Das ſafranköpfige Goldhähnchen iſt in ganz Deutſchland Brutvogel, wird aber auch im hohen
Norden gefunden; es iſt die einzige Art, welche in Skandinavien vorkommt. Gelegentlich ſeiner Winter-
reiſe, welche eher Strich als Zug genannt werden darf, erſcheint es einzeln in Spanien, während es
in Griechenland Stand- oder Brutvogel ſein ſoll.

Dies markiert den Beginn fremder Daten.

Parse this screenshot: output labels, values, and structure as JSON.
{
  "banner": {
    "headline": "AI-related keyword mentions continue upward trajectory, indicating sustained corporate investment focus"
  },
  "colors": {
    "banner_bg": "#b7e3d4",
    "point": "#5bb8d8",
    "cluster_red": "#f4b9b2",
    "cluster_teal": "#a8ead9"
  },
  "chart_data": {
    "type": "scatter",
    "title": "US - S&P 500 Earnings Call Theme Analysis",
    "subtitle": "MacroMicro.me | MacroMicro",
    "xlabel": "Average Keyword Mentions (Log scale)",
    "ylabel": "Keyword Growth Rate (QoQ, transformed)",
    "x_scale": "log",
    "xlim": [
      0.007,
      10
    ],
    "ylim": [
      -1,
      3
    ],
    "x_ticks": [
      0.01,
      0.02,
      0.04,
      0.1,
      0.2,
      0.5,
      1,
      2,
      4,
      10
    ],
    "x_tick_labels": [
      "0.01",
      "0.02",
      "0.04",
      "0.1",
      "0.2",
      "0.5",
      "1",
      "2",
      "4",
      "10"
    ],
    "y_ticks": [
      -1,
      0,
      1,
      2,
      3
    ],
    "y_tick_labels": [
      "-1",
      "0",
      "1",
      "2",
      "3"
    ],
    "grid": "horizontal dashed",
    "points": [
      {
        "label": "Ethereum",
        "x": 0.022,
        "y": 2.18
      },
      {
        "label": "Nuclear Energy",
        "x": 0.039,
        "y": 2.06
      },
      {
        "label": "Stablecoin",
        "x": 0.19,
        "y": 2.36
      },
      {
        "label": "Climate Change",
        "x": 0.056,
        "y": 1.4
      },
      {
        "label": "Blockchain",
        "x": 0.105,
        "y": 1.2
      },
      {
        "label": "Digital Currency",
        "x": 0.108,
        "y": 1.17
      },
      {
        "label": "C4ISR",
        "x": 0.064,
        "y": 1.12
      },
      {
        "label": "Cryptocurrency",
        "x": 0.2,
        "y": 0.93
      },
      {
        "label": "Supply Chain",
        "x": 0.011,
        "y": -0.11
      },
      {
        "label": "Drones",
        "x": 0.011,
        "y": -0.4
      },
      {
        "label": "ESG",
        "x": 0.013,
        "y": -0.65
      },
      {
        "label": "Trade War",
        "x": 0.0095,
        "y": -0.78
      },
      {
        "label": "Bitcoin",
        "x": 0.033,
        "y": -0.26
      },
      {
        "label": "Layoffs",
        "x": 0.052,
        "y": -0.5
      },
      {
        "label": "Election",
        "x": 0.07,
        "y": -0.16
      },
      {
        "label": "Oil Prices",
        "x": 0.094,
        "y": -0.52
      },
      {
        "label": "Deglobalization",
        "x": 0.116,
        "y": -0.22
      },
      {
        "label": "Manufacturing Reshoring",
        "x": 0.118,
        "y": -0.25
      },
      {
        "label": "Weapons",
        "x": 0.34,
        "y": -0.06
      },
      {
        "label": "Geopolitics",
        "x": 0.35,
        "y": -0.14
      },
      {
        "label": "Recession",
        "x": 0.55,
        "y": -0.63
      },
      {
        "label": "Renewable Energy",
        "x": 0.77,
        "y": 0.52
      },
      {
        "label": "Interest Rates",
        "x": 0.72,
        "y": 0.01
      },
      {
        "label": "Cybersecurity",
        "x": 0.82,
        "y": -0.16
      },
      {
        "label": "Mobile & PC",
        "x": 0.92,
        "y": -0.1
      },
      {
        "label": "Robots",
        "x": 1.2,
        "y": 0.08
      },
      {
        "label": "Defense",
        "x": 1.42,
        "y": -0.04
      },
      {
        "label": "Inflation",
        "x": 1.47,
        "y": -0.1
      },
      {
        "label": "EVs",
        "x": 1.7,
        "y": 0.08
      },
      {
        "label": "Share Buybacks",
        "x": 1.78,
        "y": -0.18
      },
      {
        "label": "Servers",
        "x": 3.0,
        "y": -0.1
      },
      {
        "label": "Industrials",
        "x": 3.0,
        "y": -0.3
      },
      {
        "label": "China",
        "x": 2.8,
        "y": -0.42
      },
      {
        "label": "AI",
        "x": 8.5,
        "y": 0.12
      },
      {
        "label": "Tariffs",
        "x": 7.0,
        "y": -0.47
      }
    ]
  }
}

Das feuerköpfige Goldhähnchen (Regulus ignicapillus oder Regulus pyrocephalus) unter-
ſcheidet ſich in jedem Alter und zu jeder Jahreszeit von dem Verwandten durch einen weißen Streifen
über den Augen und einen ſchwarzen Streifen durch dieſelben. Der Scheitel iſt in der Mitte feuer-
roth, nach den Seiten hin feuergelb; der ſchwarze Streifen, welcher die Krone begrenzt, iſt breiter,
als bei jenen. Die Körperverhältniſſe ſind im weſentlichen dieſelben: das feuerköpfige Goldhähnchen
iſt höchſtens etwas kleiner.

Außer Deutſchland iſt das niedliche Vögelchen, das kleinſte aller europäiſchen, in Frankreich,
Jtalien, Griechenland und von uns in Spanien aufgefunden worden. Hier iſt es Zugvogel, in
Griechenland hat man es als Brutvogel beobachtet.

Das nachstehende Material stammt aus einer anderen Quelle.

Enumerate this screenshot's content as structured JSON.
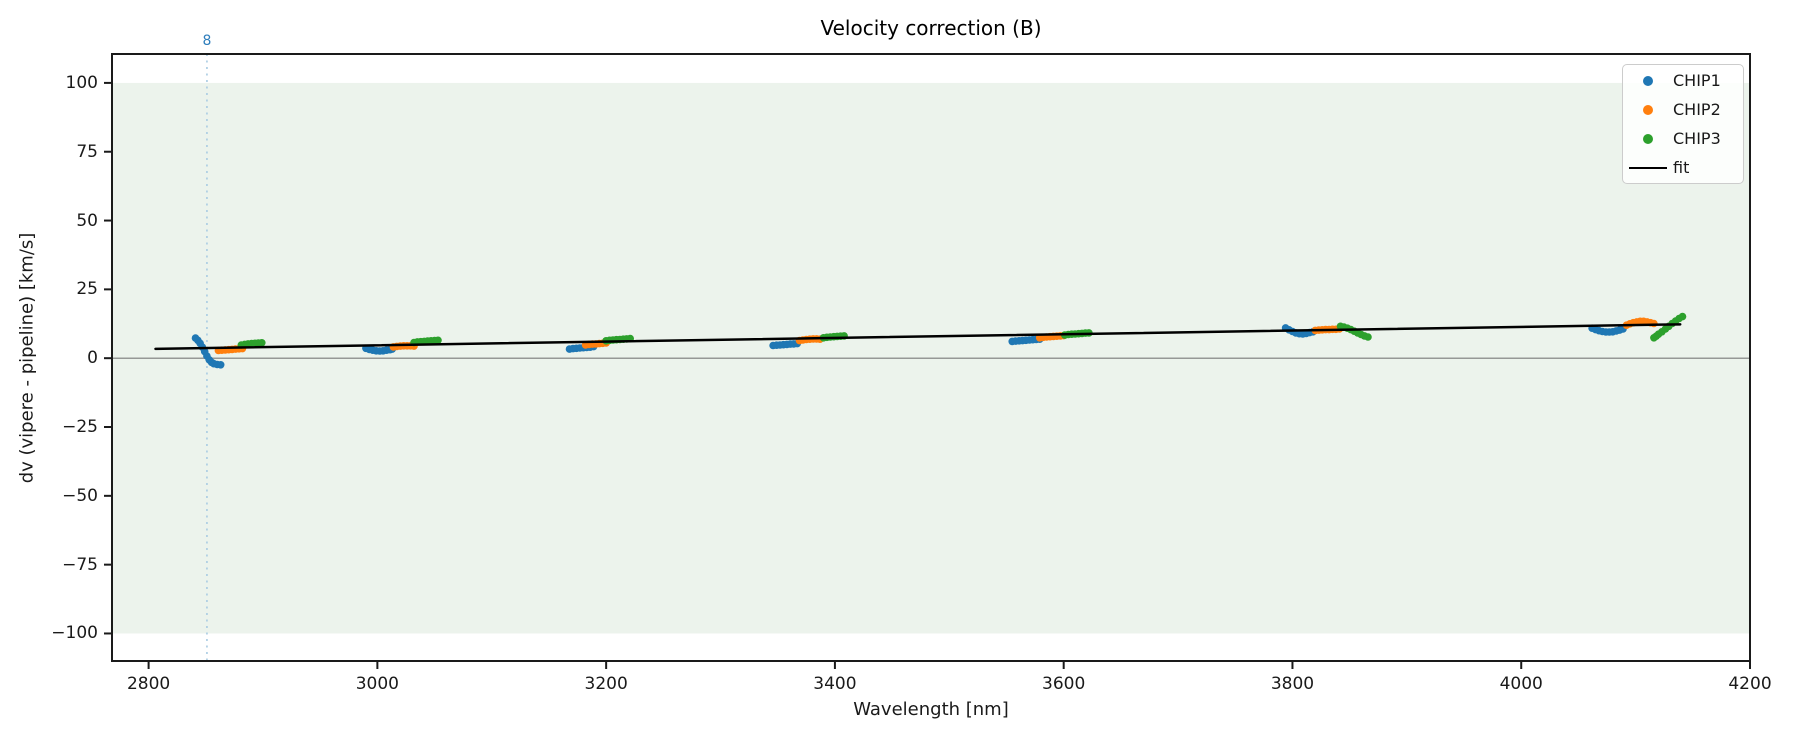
{
  "figure": {
    "title": "Velocity correction (B)",
    "xlabel": "Wavelength [nm]",
    "ylabel": "dv (vipere - pipeline) [km/s]"
  },
  "legend": {
    "position": "upper right",
    "entries": [
      {
        "label": "CHIP1",
        "kind": "scatter",
        "color": "#1f77b4"
      },
      {
        "label": "CHIP2",
        "kind": "scatter",
        "color": "#ff7f0e"
      },
      {
        "label": "CHIP3",
        "kind": "scatter",
        "color": "#2ca02c"
      },
      {
        "label": "fit",
        "kind": "line",
        "color": "#000000"
      }
    ]
  },
  "chart_data": {
    "type": "scatter",
    "title": "Velocity correction (B)",
    "xlabel": "Wavelength [nm]",
    "ylabel": "dv (vipere - pipeline) [km/s]",
    "xlim": [
      2768,
      4200
    ],
    "ylim": [
      -110,
      110.5
    ],
    "xticks": [
      2800,
      3000,
      3200,
      3400,
      3600,
      3800,
      4000,
      4200
    ],
    "xticklabels": [
      "2800",
      "3000",
      "3200",
      "3400",
      "3600",
      "3800",
      "4000",
      "4200"
    ],
    "yticks": [
      100,
      75,
      50,
      25,
      0,
      -25,
      -50,
      -75,
      -100
    ],
    "yticklabels": [
      "100",
      "75",
      "50",
      "25",
      "0",
      "−25",
      "−50",
      "−75",
      "−100"
    ],
    "grid": false,
    "legend_position": "upper right",
    "shaded_band": {
      "ymin": -100,
      "ymax": 100,
      "color": "#ecf3ec"
    },
    "zero_line": {
      "y": 0,
      "color": "#7a7a7a"
    },
    "vline": {
      "x": 2851,
      "label": "8",
      "line_color": "#a8cbe2",
      "label_color": "#2e7ebc",
      "style": "dotted"
    },
    "marker_radius_px": 3.8,
    "series": [
      {
        "name": "CHIP1",
        "color": "#1f77b4",
        "points": [
          [
            2841,
            7.3
          ],
          [
            2843,
            6.5
          ],
          [
            2845,
            5.4
          ],
          [
            2847,
            4.0
          ],
          [
            2849,
            2.4
          ],
          [
            2851,
            0.8
          ],
          [
            2853,
            -0.6
          ],
          [
            2855,
            -1.5
          ],
          [
            2857,
            -2.0
          ],
          [
            2860,
            -2.3
          ],
          [
            2863,
            -2.4
          ],
          [
            2990,
            3.6
          ],
          [
            2993,
            3.2
          ],
          [
            2996,
            2.9
          ],
          [
            2999,
            2.7
          ],
          [
            3002,
            2.6
          ],
          [
            3005,
            2.7
          ],
          [
            3008,
            2.9
          ],
          [
            3011,
            3.1
          ],
          [
            3013,
            3.3
          ],
          [
            3168,
            3.3
          ],
          [
            3171,
            3.5
          ],
          [
            3174,
            3.6
          ],
          [
            3177,
            3.7
          ],
          [
            3180,
            3.8
          ],
          [
            3183,
            3.9
          ],
          [
            3186,
            4.0
          ],
          [
            3189,
            4.2
          ],
          [
            3346,
            4.6
          ],
          [
            3349,
            4.7
          ],
          [
            3352,
            4.8
          ],
          [
            3355,
            4.9
          ],
          [
            3358,
            5.0
          ],
          [
            3361,
            5.1
          ],
          [
            3364,
            5.2
          ],
          [
            3367,
            5.3
          ],
          [
            3555,
            6.1
          ],
          [
            3558,
            6.2
          ],
          [
            3561,
            6.3
          ],
          [
            3564,
            6.4
          ],
          [
            3567,
            6.5
          ],
          [
            3570,
            6.6
          ],
          [
            3573,
            6.7
          ],
          [
            3576,
            6.8
          ],
          [
            3579,
            6.9
          ],
          [
            3794,
            11.0
          ],
          [
            3797,
            10.3
          ],
          [
            3800,
            9.7
          ],
          [
            3803,
            9.2
          ],
          [
            3806,
            8.9
          ],
          [
            3809,
            8.8
          ],
          [
            3812,
            9.0
          ],
          [
            3815,
            9.3
          ],
          [
            3818,
            9.6
          ],
          [
            4062,
            10.9
          ],
          [
            4065,
            10.4
          ],
          [
            4068,
            10.0
          ],
          [
            4071,
            9.7
          ],
          [
            4074,
            9.5
          ],
          [
            4077,
            9.5
          ],
          [
            4080,
            9.6
          ],
          [
            4083,
            9.9
          ],
          [
            4086,
            10.2
          ],
          [
            4089,
            10.6
          ]
        ]
      },
      {
        "name": "CHIP2",
        "color": "#ff7f0e",
        "points": [
          [
            2861,
            2.8
          ],
          [
            2864,
            2.9
          ],
          [
            2867,
            3.0
          ],
          [
            2870,
            3.1
          ],
          [
            2873,
            3.2
          ],
          [
            2876,
            3.3
          ],
          [
            2879,
            3.4
          ],
          [
            2882,
            3.5
          ],
          [
            3014,
            4.1
          ],
          [
            3017,
            4.3
          ],
          [
            3020,
            4.4
          ],
          [
            3023,
            4.5
          ],
          [
            3026,
            4.5
          ],
          [
            3029,
            4.5
          ],
          [
            3032,
            4.4
          ],
          [
            3182,
            4.8
          ],
          [
            3185,
            5.0
          ],
          [
            3188,
            5.1
          ],
          [
            3191,
            5.2
          ],
          [
            3194,
            5.3
          ],
          [
            3197,
            5.4
          ],
          [
            3200,
            5.5
          ],
          [
            3369,
            6.4
          ],
          [
            3372,
            6.6
          ],
          [
            3375,
            6.8
          ],
          [
            3378,
            6.9
          ],
          [
            3381,
            7.0
          ],
          [
            3384,
            7.0
          ],
          [
            3387,
            6.9
          ],
          [
            3579,
            7.4
          ],
          [
            3582,
            7.6
          ],
          [
            3585,
            7.7
          ],
          [
            3588,
            7.8
          ],
          [
            3591,
            7.9
          ],
          [
            3594,
            8.0
          ],
          [
            3597,
            8.1
          ],
          [
            3600,
            8.2
          ],
          [
            3820,
            10.1
          ],
          [
            3823,
            10.2
          ],
          [
            3826,
            10.3
          ],
          [
            3829,
            10.4
          ],
          [
            3832,
            10.4
          ],
          [
            3835,
            10.5
          ],
          [
            3838,
            10.5
          ],
          [
            3841,
            10.6
          ],
          [
            4092,
            12.0
          ],
          [
            4095,
            12.5
          ],
          [
            4098,
            12.9
          ],
          [
            4101,
            13.2
          ],
          [
            4104,
            13.4
          ],
          [
            4107,
            13.4
          ],
          [
            4110,
            13.2
          ],
          [
            4113,
            12.9
          ],
          [
            4116,
            12.6
          ]
        ]
      },
      {
        "name": "CHIP3",
        "color": "#2ca02c",
        "points": [
          [
            2881,
            4.8
          ],
          [
            2884,
            5.0
          ],
          [
            2887,
            5.2
          ],
          [
            2890,
            5.3
          ],
          [
            2893,
            5.4
          ],
          [
            2896,
            5.5
          ],
          [
            2899,
            5.6
          ],
          [
            3032,
            5.7
          ],
          [
            3035,
            5.9
          ],
          [
            3038,
            6.0
          ],
          [
            3041,
            6.1
          ],
          [
            3044,
            6.2
          ],
          [
            3047,
            6.3
          ],
          [
            3050,
            6.4
          ],
          [
            3053,
            6.5
          ],
          [
            3200,
            6.3
          ],
          [
            3203,
            6.5
          ],
          [
            3206,
            6.6
          ],
          [
            3209,
            6.7
          ],
          [
            3212,
            6.8
          ],
          [
            3215,
            6.9
          ],
          [
            3218,
            7.0
          ],
          [
            3221,
            7.1
          ],
          [
            3390,
            7.4
          ],
          [
            3393,
            7.6
          ],
          [
            3396,
            7.7
          ],
          [
            3399,
            7.8
          ],
          [
            3402,
            7.9
          ],
          [
            3405,
            8.0
          ],
          [
            3408,
            8.1
          ],
          [
            3601,
            8.4
          ],
          [
            3604,
            8.6
          ],
          [
            3607,
            8.7
          ],
          [
            3610,
            8.8
          ],
          [
            3613,
            8.9
          ],
          [
            3616,
            9.0
          ],
          [
            3619,
            9.1
          ],
          [
            3622,
            9.2
          ],
          [
            3842,
            11.6
          ],
          [
            3845,
            11.3
          ],
          [
            3848,
            10.9
          ],
          [
            3851,
            10.4
          ],
          [
            3854,
            9.8
          ],
          [
            3857,
            9.2
          ],
          [
            3860,
            8.6
          ],
          [
            3863,
            8.1
          ],
          [
            3866,
            7.7
          ],
          [
            4116,
            7.4
          ],
          [
            4118,
            8.0
          ],
          [
            4120,
            8.7
          ],
          [
            4123,
            9.6
          ],
          [
            4126,
            10.6
          ],
          [
            4129,
            11.6
          ],
          [
            4132,
            12.6
          ],
          [
            4135,
            13.5
          ],
          [
            4138,
            14.4
          ],
          [
            4141,
            15.1
          ]
        ]
      }
    ],
    "fit": {
      "name": "fit",
      "color": "#000000",
      "points": [
        [
          2806,
          3.4
        ],
        [
          4139,
          12.3
        ]
      ]
    }
  }
}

Beide Arten haben in ihrem Weſen und Treiben die größte Aehnlichkeit. Sie bewohnen ſehr
oft dieſelben Oertlichkeiten gemeinſchaftlich, nähren ſich von denſelben Stoffen und niſten in derſelben
Weiſe. Die erſte ausführliche Beſchreibung von ihnen und ihrem Leben rührt von meinem Vater her,
und ſie iſt es, welche ich dem Nachfolgenden zu Grunde legen will; denn weſentliche Berichtigungen
oder Bereicherungen hat jene Schilderung nicht erfahren.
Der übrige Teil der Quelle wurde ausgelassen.